Shabbat HaGadol- the Great Shabbat

The Shabbat prior to Pesach is called Shabbat Hagadol, The Great Shabbat. Traditionally it was one of the two Shabbbatot when rabbis would give a long sermon in preparation of the hag. The Shibolei Haleket, Zedekiah ben Abraham Anaw, 13th century scholar, wrote this was the reason it was called gadol, because the rabbis would speak for so long. However, the traditional reason given in Midrash, and backed up by scholars throughout the centuries, refers to this Shabbat as a time when those Israelites who had been drawn into Egyptian practice returned to Judaism.
Although it is said that the Israelites never gave up their Hebrew names or practices, and maintained a separate community even while in Egypt, after generations of settlement in Egypt many Israelites had begun to take on Egyptian practices, including the worship of certain animals. One of those sacred animals is the lamb. On Shabbat Hagadol the Israelites received the mitzvah to prepare the pesach, the lamb for sacrifice. For days the lambs were secured to ensure they were prepared and ready. Once they received this mitzvah, the Israelites abandoned their worship of animals, and returned to God. But even beyond their return to God, the Egyptians were helpless to stop the slaughter of the animals. The Tur reports this was a nes gadol, a great miracle, giving the name to the Shabbat prior to Pesach.
The Pri Hadash, a commentator on the Shulchan Arukh, writes that the Israelites’ willingness to fulfill the mitzvot given to them, especially this first mitzvah, was like the moment when the Israelites went from being like children to being like adults, going from katan to gadol.
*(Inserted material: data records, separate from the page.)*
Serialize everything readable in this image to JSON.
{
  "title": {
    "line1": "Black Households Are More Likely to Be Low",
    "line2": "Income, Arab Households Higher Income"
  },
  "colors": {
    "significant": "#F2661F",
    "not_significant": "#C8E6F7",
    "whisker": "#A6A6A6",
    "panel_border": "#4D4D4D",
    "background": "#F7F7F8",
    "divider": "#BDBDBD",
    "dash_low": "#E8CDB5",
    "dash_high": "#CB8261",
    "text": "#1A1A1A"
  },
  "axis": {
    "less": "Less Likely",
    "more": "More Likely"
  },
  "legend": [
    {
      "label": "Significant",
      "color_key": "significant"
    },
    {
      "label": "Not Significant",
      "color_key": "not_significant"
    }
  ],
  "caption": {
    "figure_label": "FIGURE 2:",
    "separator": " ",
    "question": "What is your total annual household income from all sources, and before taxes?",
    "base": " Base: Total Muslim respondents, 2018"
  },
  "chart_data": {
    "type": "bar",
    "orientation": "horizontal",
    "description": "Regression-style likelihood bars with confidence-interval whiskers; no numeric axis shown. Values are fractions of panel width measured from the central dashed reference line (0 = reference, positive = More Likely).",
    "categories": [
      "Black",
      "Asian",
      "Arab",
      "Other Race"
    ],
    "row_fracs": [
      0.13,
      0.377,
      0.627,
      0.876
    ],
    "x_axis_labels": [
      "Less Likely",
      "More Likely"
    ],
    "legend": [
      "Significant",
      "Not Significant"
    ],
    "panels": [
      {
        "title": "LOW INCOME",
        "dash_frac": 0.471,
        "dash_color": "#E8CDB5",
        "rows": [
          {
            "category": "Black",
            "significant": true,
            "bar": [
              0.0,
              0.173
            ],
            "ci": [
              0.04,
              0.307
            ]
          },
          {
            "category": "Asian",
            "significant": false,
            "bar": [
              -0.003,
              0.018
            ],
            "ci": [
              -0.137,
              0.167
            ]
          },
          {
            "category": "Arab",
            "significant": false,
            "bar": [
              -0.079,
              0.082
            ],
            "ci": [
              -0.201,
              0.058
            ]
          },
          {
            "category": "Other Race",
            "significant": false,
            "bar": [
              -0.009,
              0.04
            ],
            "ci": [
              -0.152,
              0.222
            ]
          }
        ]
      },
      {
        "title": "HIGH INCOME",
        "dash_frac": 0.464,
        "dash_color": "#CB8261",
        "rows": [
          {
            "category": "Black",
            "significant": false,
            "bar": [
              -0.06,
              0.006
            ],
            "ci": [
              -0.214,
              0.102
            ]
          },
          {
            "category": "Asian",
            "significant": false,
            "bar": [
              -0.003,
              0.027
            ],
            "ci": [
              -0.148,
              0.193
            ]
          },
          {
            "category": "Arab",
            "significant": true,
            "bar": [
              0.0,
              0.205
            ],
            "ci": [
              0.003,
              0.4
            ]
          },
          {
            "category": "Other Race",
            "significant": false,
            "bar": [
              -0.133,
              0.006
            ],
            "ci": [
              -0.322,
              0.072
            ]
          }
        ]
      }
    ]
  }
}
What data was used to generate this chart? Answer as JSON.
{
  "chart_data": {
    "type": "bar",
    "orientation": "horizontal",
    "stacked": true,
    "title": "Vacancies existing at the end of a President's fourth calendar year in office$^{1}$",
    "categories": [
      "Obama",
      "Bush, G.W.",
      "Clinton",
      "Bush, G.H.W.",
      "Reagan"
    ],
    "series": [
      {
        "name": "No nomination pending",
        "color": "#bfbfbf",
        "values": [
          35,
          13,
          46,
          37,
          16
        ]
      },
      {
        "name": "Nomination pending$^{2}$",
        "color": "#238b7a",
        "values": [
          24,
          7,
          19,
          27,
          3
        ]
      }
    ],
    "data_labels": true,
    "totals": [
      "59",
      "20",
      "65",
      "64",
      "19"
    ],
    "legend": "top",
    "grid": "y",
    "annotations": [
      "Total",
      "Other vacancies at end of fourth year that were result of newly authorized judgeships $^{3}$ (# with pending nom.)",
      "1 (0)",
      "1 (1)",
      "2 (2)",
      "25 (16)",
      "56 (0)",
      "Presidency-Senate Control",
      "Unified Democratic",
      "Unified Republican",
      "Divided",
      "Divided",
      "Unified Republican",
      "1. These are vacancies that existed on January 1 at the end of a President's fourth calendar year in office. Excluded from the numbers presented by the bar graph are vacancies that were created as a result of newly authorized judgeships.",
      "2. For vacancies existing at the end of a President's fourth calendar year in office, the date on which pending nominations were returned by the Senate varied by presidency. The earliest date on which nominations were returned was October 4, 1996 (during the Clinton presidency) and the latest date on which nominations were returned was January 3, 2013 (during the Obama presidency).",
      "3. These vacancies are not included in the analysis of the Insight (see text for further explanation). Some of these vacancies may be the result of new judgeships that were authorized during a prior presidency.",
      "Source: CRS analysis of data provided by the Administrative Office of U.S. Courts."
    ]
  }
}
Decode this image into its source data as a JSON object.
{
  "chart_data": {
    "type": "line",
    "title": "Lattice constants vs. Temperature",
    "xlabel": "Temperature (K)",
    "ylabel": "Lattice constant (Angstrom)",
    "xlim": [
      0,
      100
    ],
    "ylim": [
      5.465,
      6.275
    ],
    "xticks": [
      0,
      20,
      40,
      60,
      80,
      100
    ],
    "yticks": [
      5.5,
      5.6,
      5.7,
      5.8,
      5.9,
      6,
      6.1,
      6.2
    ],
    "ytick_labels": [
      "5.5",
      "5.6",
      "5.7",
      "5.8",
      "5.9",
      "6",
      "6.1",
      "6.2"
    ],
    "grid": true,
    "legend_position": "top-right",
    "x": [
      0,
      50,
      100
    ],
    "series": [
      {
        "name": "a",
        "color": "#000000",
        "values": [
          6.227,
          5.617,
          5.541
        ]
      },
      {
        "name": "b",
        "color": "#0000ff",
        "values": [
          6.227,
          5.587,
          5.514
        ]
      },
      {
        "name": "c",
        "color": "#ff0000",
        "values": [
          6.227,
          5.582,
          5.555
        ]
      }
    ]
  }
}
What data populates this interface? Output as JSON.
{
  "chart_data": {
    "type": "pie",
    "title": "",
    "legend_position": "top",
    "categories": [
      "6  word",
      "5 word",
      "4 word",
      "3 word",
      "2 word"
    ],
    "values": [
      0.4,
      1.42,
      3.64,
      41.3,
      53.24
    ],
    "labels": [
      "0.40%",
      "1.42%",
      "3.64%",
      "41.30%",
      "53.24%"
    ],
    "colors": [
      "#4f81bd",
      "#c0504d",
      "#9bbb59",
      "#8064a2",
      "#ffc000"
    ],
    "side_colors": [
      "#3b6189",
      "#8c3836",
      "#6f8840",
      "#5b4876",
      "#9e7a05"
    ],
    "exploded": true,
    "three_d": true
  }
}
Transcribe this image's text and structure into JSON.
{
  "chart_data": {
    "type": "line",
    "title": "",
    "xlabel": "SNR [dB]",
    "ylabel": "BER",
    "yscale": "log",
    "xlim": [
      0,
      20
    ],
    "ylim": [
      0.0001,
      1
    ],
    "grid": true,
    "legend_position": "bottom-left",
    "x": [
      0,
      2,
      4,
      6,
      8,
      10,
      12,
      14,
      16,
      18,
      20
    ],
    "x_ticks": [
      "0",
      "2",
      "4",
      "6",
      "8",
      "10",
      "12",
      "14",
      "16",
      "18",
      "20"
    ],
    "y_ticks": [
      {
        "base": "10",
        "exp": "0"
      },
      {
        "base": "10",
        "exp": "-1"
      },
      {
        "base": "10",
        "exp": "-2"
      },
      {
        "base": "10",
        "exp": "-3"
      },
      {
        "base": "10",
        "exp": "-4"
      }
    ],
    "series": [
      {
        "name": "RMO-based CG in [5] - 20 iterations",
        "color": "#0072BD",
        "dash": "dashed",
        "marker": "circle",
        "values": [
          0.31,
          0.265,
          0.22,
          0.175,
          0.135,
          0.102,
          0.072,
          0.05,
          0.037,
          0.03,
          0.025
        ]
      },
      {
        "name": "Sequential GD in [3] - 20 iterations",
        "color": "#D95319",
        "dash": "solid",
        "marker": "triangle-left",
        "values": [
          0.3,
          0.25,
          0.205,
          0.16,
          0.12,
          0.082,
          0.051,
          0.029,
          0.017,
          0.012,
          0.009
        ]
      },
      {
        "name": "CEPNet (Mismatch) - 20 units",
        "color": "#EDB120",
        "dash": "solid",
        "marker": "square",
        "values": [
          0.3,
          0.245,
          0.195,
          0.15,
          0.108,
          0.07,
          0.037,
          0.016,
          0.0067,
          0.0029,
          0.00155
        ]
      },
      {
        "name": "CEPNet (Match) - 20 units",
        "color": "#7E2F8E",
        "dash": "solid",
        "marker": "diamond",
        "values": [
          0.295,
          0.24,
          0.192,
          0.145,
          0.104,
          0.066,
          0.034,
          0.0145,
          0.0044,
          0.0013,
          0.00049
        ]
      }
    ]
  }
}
Interestingly, Pesach is still a time when Jews connect with God and the mitzvot. The Pesach seder is the most observed Jewish ritual in the world. More than 80% of Jews around the world attend some form of the seder. It is still a time when we aim to connect with God and with the general community, a time when we seek to exert our generational connection to our history and the continuity of the Jewish community.
I join with Sean, Jesse, Gavriel & Keren in wishing you a hag kasher v’sameach, a kosher and happy holiday, celebrating our creation, history, and continuity as a Jewish community.